LA BCE ANNONCE DE NOUVELLES MESURES, MAIS REPOUSSE L'IDEE DU QUANTITATIVE EASING

Le travail de Mario Draghi est loin d'être terminé

06/06/2014 - Publié par PETERCAM MANAGEMENT SERVICES dans Marché Actions

LA BCE ANNONCE DE NOUVELLES MESURES, MAIS REPOUSSE L'IDEE DU QUANTITATIVE EASING

     

Comme largement attendu, la BCE a encore assoupli sa politique monétaire ce jeudi en faisant passer son taux de dépôt en territoire négatif. Une première dans l'histoire des grandes banques centrales. Dans la foulée, elle a également annoncé de nouvelles mesures de liquidités afin d'améliorer le fonctionnement de la politique monétaire. Malheureusement, les mesures annoncées ne seront vraisemblablement pas suffisantes pour augmenter réellement l'inflation et faire reculer l'euro. Malgré la récente amélioration des indicateurs avancés, le chômage très élevé et une inflation extrêmement faible trahissent en effet une atonie toujours importante au niveau de l'économie de la zone euro. Autrement dit, le travail de la BCE est loin d'être terminé.

Six mois après sa dernière intervention en décembre 2013, la BCE a une nouvelle fois abaissé ses taux d'intérêt ce jeudi. Pour être plus précis, le taux directeur a été ramené de 0,25 à 0,15% et le taux de dépôt a été amené en territoire négatif (- 0,1%). Sur sa lancée, la BCE a aussi annoncé de nouvelles mesures de liquidités, le tout devant, en théorie, encourager les banques commerciales à prêter davantage aux ménages et aux entreprises.

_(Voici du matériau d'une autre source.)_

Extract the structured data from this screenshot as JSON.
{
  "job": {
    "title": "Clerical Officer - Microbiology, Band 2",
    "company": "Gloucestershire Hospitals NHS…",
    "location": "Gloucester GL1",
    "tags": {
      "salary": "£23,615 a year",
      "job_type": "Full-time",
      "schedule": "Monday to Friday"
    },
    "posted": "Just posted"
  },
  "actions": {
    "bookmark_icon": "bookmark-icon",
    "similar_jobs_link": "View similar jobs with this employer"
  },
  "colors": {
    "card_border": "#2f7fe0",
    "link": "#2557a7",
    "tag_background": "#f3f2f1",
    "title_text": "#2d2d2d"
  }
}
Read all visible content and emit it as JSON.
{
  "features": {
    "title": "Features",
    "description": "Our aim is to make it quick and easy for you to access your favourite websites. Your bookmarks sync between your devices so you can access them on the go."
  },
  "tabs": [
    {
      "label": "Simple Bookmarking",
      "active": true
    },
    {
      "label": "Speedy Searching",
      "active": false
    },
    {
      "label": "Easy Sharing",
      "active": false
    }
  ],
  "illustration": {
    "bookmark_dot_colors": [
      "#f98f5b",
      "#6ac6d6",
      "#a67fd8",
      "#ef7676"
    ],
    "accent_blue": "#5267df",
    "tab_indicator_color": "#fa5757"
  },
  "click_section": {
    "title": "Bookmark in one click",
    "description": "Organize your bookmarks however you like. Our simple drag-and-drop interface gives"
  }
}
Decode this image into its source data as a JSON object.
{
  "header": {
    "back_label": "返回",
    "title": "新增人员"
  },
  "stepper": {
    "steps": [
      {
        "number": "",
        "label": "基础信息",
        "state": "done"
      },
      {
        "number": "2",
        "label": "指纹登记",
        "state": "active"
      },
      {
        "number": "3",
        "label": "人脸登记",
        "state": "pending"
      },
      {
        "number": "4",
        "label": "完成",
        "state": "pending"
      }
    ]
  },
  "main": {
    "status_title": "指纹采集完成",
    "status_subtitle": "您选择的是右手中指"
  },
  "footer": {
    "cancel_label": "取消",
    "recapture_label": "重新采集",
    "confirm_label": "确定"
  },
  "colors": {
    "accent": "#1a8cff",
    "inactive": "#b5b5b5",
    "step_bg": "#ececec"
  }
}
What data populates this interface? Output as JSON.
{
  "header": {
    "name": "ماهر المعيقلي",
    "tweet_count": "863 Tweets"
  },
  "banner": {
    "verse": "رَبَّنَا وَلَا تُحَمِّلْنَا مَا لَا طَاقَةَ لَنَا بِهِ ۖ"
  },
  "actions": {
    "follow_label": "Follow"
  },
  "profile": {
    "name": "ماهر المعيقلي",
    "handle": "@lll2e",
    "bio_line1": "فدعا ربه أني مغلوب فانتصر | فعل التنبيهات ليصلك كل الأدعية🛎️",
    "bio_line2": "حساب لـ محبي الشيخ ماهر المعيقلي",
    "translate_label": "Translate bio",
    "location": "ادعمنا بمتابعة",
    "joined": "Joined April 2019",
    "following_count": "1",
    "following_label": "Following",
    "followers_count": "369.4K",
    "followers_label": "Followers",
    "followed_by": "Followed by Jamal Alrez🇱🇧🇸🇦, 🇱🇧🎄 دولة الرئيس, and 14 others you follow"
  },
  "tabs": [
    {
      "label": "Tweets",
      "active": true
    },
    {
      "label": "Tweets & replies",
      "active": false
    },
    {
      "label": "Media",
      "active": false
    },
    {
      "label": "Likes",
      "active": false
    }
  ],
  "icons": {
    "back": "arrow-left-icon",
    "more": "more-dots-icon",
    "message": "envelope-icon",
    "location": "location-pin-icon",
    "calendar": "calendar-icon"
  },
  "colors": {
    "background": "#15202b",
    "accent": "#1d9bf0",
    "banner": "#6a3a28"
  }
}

Avec un taux de chômage toujours beaucoup trop élevé dans la zone euro (11,7%), une inflation qui n'en finit plus de diminuer (0,5% en mai), une croissance négative des prêts bancaires et un euro exagérément fort, cette décision était en réalité attendue depuis bien longtemps. Certes, divers indicateurs avancés dans la zone euro ont connu une amélioration bienvenue depuis l'été 2013 et cela explique peut-être pourquoi la BCE n'a pas agi plus tôt. Mais globalement, il ne s'agit pas là d'un argument très convaincant.

En réalité, la reprise dans la zone euro reste fragile et la partie la plus aisée de celle-ci est sans doute déjà derrière nous. En tenant compte des dernières déclarations de la BCE, rien ne garantit que l'inflation augmentera de manière significative - n'évoquons même pas l'objectif de 2 % - dans un avenir proche et les espoirs que les mesures puissent donner un coup de fouet à la croissance des crédits pourraient rester vains. Après tout, les banques commerciales n'ont sans doute pas l'intention, en général, d'augmenter leurs bilans en regard des règles actuelles.

De grandes inquiétudes subsistent donc pour plusieurs raisons. Pour commencer, hormis l'Italie et l'Irlande, tous les pays de la périphérie sont aujourd'hui déjà en déflation ou flirtent à tout le moins avec elle. De toute évidence, cet environnement de faible inflation menace une reprise toujours fragile. Une autre raison importante pour laquelle l'absence actuelle de pressions sur les prix est dangereuse est qu’une faible inflation, voire une véritable déflation, rend pratiquement impossible de réduire le poids réel de la dette des ménages, des entreprises et des gouvernements de la périphérie et même des pays centraux. Or, il s'agit là de toute évidence d'une condition préalable importante à toute reprise économique durable dans la zone euro. Enfin, le taux de chômage reste extrêmement inquiétant.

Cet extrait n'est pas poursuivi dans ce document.